Most movies, books and television shows refer to Central Intelligence Agency Headquarters as being located in Langley, Virginia. Appropriately enough, however, there is no such place; Langley was simply the name given to the old woodlot estate purchased by the federal government for the CIA's new offices back in the 1950s. The actual location is in the suburban district of McLean, Virginia.

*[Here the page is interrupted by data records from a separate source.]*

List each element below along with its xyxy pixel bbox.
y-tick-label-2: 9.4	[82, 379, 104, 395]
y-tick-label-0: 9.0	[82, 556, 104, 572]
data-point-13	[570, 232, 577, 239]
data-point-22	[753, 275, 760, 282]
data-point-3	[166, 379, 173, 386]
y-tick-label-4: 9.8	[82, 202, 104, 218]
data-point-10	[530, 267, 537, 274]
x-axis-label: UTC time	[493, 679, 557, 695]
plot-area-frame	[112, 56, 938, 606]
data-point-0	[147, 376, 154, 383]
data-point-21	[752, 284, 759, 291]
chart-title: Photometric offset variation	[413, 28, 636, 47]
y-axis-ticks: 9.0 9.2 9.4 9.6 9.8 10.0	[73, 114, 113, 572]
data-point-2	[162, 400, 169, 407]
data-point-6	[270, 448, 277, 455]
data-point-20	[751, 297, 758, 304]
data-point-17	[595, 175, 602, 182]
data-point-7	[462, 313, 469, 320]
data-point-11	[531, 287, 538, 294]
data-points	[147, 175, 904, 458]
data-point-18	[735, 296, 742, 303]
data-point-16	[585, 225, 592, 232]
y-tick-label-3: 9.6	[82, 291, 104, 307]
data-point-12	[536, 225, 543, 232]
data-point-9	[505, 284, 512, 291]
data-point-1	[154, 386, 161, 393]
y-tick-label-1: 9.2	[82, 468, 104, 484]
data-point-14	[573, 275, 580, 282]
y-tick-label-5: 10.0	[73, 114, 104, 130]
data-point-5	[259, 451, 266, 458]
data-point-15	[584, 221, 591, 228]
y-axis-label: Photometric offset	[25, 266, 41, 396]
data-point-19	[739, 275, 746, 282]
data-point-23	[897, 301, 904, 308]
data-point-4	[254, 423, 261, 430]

The original CIA campus is now half a century old and looks it. Even the "new" addition is heading into its fourth decade of use. The huge computers, once state-of-the-art and requiring their own power lines, could now be replaced by a no-name knockoff PC from Wal-Mart. The most common physical ailment at the CIA is food poisoning and the cafeteria has been cited for more food and hygiene violations than any other government food service operation in the Washington area. The workers there simply cannot learn to wash their hands after using the toilet facilities.